Près de huit mois après la fin des violences dans le secteur de Banyali-Kilo, en Ituri, le retour à une vie normale reste un défi majeur pour les populations. Le chef de secteur, Innocent Madukadala, a dressé un constat préoccupant : seuls 20 % des déplacés ont regagné leurs villages, et les infrastructures sanitaires, notamment l’Hôpital général de référence d’Itendey, ne sont toujours pas réhabilitées. Cette situation complique l’accès aux soins, alors que la région fait face à des cas suspects d’Ebola.
Un retour timide des déplacés et des habitations détruites
Le retour des déplacés dans le secteur de Banyali-Kilo s’effectue à un rythme très lent. Selon Innocent Madukadala, seulement 20 % des personnes ayant fui les violences ont pu regagner leurs villages d’origine. Sur l’axe Kilo-Andasia-Lisey-Kabakaba, de nombreuses familles découvrent à leur retour des habitations détruites ou incendiées. Elles reconstruisent progressivement des abris de fortune, en attendant de pouvoir rebâtir leurs maisons. Cette précarité du logement expose les retournés à des conditions de vie difficiles, surtout en cette période de pluies.
L’hôpital d’Itendey toujours hors service, un risque sanitaire accru
La situation sanitaire constitue une préoccupation majeure. L’Hôpital général de référence d’Itendey, fortement affecté par les violences, n’a toujours pas été réhabilité. Cette absence d’infrastructure fonctionnelle rend l’accès aux soins de santé primaire très compliqué pour les habitants. « L’Hôpital général de référence d’Itendey n’est toujours pas réhabilité. Les soins de santé primaire sont devenus un véritable casse-tête pour les habitants, surtout dans ce contexte de maladie à virus Ebola. Pour une urgence médicale, il faut recourir à Mungwalu.

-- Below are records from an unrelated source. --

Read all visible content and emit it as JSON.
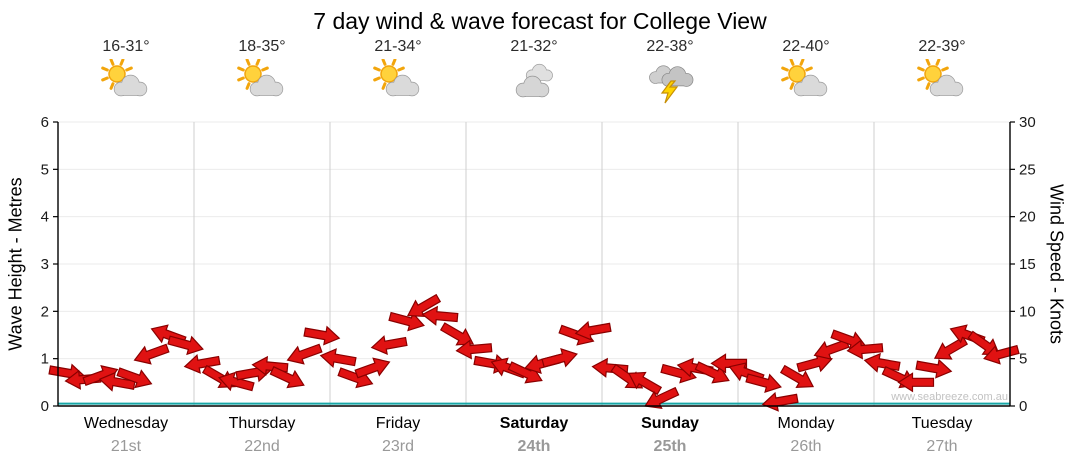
{
  "title": "7 day wind & wave forecast for College View",
  "watermark": "www.seabreeze.com.au",
  "chart_data": {
    "type": "scatter",
    "subtype": "wind-arrows",
    "title": "7 day wind & wave forecast for College View",
    "left_axis": {
      "label": "Wave Height - Metres",
      "range": [
        0,
        6
      ],
      "ticks": [
        0,
        1,
        2,
        3,
        4,
        5,
        6
      ]
    },
    "right_axis": {
      "label": "Wind Speed - Knots",
      "range": [
        0,
        30
      ],
      "ticks": [
        0,
        5,
        10,
        15,
        20,
        25,
        30
      ]
    },
    "days": [
      {
        "name": "Wednesday",
        "date": "21st",
        "temp": "16-31°",
        "icon": "sun-cloud",
        "weekend": false
      },
      {
        "name": "Thursday",
        "date": "22nd",
        "temp": "18-35°",
        "icon": "sun-cloud",
        "weekend": false
      },
      {
        "name": "Friday",
        "date": "23rd",
        "temp": "21-34°",
        "icon": "sun-cloud",
        "weekend": false
      },
      {
        "name": "Saturday",
        "date": "24th",
        "temp": "21-32°",
        "icon": "cloud",
        "weekend": true
      },
      {
        "name": "Sunday",
        "date": "25th",
        "temp": "22-38°",
        "icon": "storm",
        "weekend": true
      },
      {
        "name": "Monday",
        "date": "26th",
        "temp": "22-40°",
        "icon": "sun-cloud",
        "weekend": false
      },
      {
        "name": "Tuesday",
        "date": "27th",
        "temp": "22-39°",
        "icon": "sun-cloud",
        "weekend": false
      }
    ],
    "samples_per_day": 8,
    "wind_speed_knots": [
      3.5,
      2.8,
      3.2,
      2.5,
      3.0,
      5.5,
      7.5,
      6.5,
      4.5,
      3.0,
      2.5,
      3.5,
      4.2,
      3.0,
      5.5,
      7.5,
      5.0,
      3.0,
      4.0,
      6.5,
      9.0,
      10.5,
      9.5,
      7.5,
      6.0,
      4.5,
      4.0,
      3.5,
      4.5,
      5.0,
      7.5,
      8.0,
      4.0,
      3.0,
      2.5,
      0.8,
      3.5,
      4.0,
      3.5,
      4.5,
      3.5,
      2.5,
      0.5,
      3.0,
      4.5,
      6.0,
      7.0,
      6.0,
      4.5,
      3.0,
      2.5,
      4.0,
      6.0,
      7.5,
      6.5,
      5.5
    ],
    "wind_dir_deg": [
      10,
      175,
      340,
      190,
      20,
      160,
      200,
      15,
      170,
      30,
      195,
      350,
      185,
      25,
      160,
      10,
      190,
      20,
      340,
      170,
      15,
      150,
      185,
      30,
      175,
      10,
      200,
      25,
      165,
      345,
      20,
      170,
      185,
      35,
      210,
      155,
      15,
      190,
      25,
      180,
      200,
      15,
      170,
      30,
      345,
      160,
      20,
      175,
      190,
      25,
      180,
      10,
      150,
      200,
      35,
      165
    ],
    "wave_height_metres": {
      "constant": 0.05
    },
    "colors": {
      "arrow": "#e01212",
      "arrow_outline": "#8a0000",
      "wave_line": "#18a7a7",
      "grid_h": "#ebebeb",
      "grid_v": "#cfcfcf",
      "axis": "#000000"
    }
  }
}
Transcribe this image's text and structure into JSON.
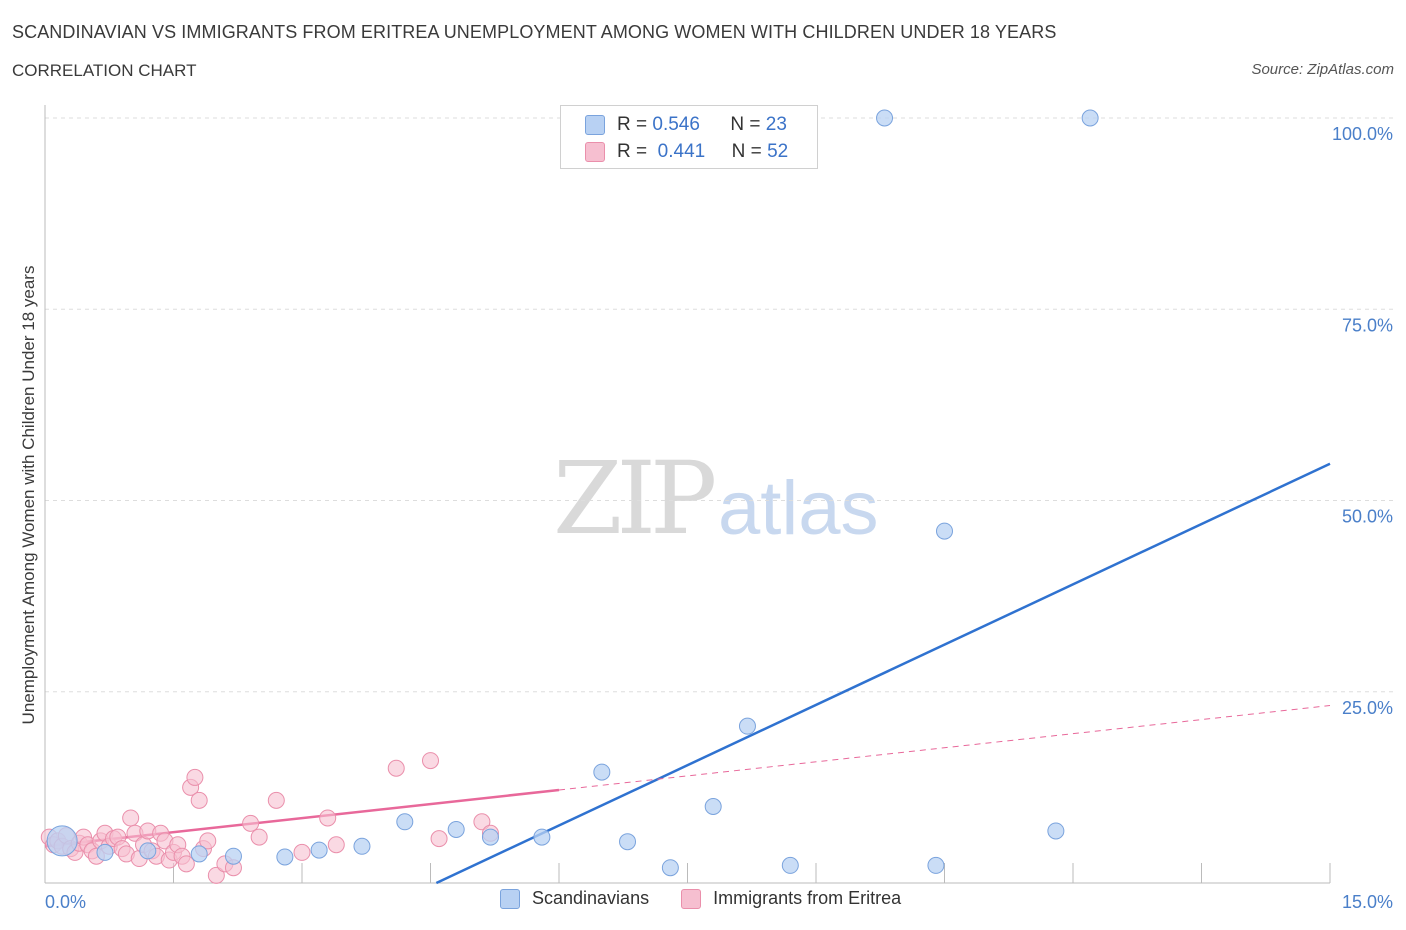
{
  "header": {
    "title": "SCANDINAVIAN VS IMMIGRANTS FROM ERITREA UNEMPLOYMENT AMONG WOMEN WITH CHILDREN UNDER 18 YEARS",
    "subtitle": "CORRELATION CHART",
    "source": "Source: ZipAtlas.com"
  },
  "watermark": {
    "zip": "ZIP",
    "atlas": "atlas"
  },
  "legend": {
    "r_label": "R =",
    "n_label": "N =",
    "rows": [
      {
        "r": "0.546",
        "n": "23"
      },
      {
        "r": "0.441",
        "n": "52"
      }
    ]
  },
  "bottom_legend": [
    "Scandinavians",
    "Immigrants from Eritrea"
  ],
  "colors": {
    "blue_fill": "#b8d1f3",
    "blue_stroke": "#7aa3dd",
    "blue_line": "#2f72d0",
    "pink_fill": "#f6bfd0",
    "pink_stroke": "#ea8fab",
    "pink_line": "#e8689a",
    "axis_text": "#4a7fc9",
    "grid": "#dddddd"
  },
  "chart_data": {
    "type": "scatter",
    "title": "SCANDINAVIAN VS IMMIGRANTS FROM ERITREA UNEMPLOYMENT AMONG WOMEN WITH CHILDREN UNDER 18 YEARS",
    "xlabel": "",
    "ylabel": "Unemployment Among Women with Children Under 18 years",
    "xlim": [
      0,
      15
    ],
    "ylim": [
      0,
      100
    ],
    "x_tick_labels": [
      "0.0%",
      "15.0%"
    ],
    "y_tick_labels": [
      "25.0%",
      "50.0%",
      "75.0%",
      "100.0%"
    ],
    "y_ticks": [
      25,
      50,
      75,
      100
    ],
    "grid": true,
    "legend_position": "top-center",
    "series": [
      {
        "name": "Scandinavians",
        "color": "#b8d1f3",
        "points": [
          [
            0.2,
            5.5
          ],
          [
            0.7,
            4.0
          ],
          [
            1.2,
            4.2
          ],
          [
            1.8,
            3.8
          ],
          [
            2.2,
            3.5
          ],
          [
            2.8,
            3.4
          ],
          [
            3.2,
            4.3
          ],
          [
            3.7,
            4.8
          ],
          [
            4.2,
            8.0
          ],
          [
            4.8,
            7.0
          ],
          [
            5.2,
            6.0
          ],
          [
            5.8,
            6.0
          ],
          [
            6.5,
            14.5
          ],
          [
            6.8,
            5.4
          ],
          [
            7.3,
            2.0
          ],
          [
            7.8,
            10.0
          ],
          [
            8.2,
            20.5
          ],
          [
            8.7,
            2.3
          ],
          [
            9.8,
            100
          ],
          [
            10.4,
            2.3
          ],
          [
            10.5,
            46.0
          ],
          [
            11.8,
            6.8
          ],
          [
            12.2,
            100
          ]
        ],
        "trend": {
          "x": [
            0,
            15
          ],
          "y": [
            -24.0,
            54.8
          ]
        }
      },
      {
        "name": "Immigrants from Eritrea",
        "color": "#f6bfd0",
        "points": [
          [
            0.05,
            6.0
          ],
          [
            0.1,
            5.0
          ],
          [
            0.15,
            5.5
          ],
          [
            0.2,
            4.8
          ],
          [
            0.25,
            6.2
          ],
          [
            0.3,
            4.5
          ],
          [
            0.35,
            4.0
          ],
          [
            0.4,
            5.2
          ],
          [
            0.45,
            6.0
          ],
          [
            0.5,
            5.0
          ],
          [
            0.55,
            4.2
          ],
          [
            0.6,
            3.5
          ],
          [
            0.65,
            5.5
          ],
          [
            0.7,
            6.5
          ],
          [
            0.75,
            4.8
          ],
          [
            0.8,
            5.8
          ],
          [
            0.85,
            6.0
          ],
          [
            0.9,
            4.5
          ],
          [
            0.95,
            3.8
          ],
          [
            1.0,
            8.5
          ],
          [
            1.05,
            6.5
          ],
          [
            1.1,
            3.2
          ],
          [
            1.15,
            5.0
          ],
          [
            1.2,
            6.8
          ],
          [
            1.25,
            4.2
          ],
          [
            1.3,
            3.5
          ],
          [
            1.35,
            6.5
          ],
          [
            1.4,
            5.5
          ],
          [
            1.45,
            3.0
          ],
          [
            1.5,
            4.0
          ],
          [
            1.55,
            5.0
          ],
          [
            1.6,
            3.5
          ],
          [
            1.65,
            2.5
          ],
          [
            1.7,
            12.5
          ],
          [
            1.75,
            13.8
          ],
          [
            1.8,
            10.8
          ],
          [
            1.85,
            4.5
          ],
          [
            1.9,
            5.5
          ],
          [
            2.0,
            1.0
          ],
          [
            2.1,
            2.5
          ],
          [
            2.2,
            2.0
          ],
          [
            2.4,
            7.8
          ],
          [
            2.5,
            6.0
          ],
          [
            2.7,
            10.8
          ],
          [
            3.0,
            4.0
          ],
          [
            3.3,
            8.5
          ],
          [
            3.4,
            5.0
          ],
          [
            4.1,
            15.0
          ],
          [
            4.5,
            16.0
          ],
          [
            4.6,
            5.8
          ],
          [
            5.1,
            8.0
          ],
          [
            5.2,
            6.5
          ]
        ],
        "trend": {
          "x": [
            0,
            15
          ],
          "y": [
            4.8,
            23.2
          ],
          "solid_until_x": 6.0
        }
      }
    ]
  }
}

Le temps que l’ambulance arrive, il est parfois déjà trop tard », déplore Innocent Madukadala. La région fait face à la présence de 10 à 15 cas suspects et cas contacts d’Ebola, ce qui rend la réhabilitation de l’hôpital d’autant plus urgente. En attendant, les évacuations médicales dépendent d’une ambulance basée à Mungwalu, située à plusieurs kilomètres, ce qui allonge les délais de prise en charge et peut avoir des conséquences graves pour les patients.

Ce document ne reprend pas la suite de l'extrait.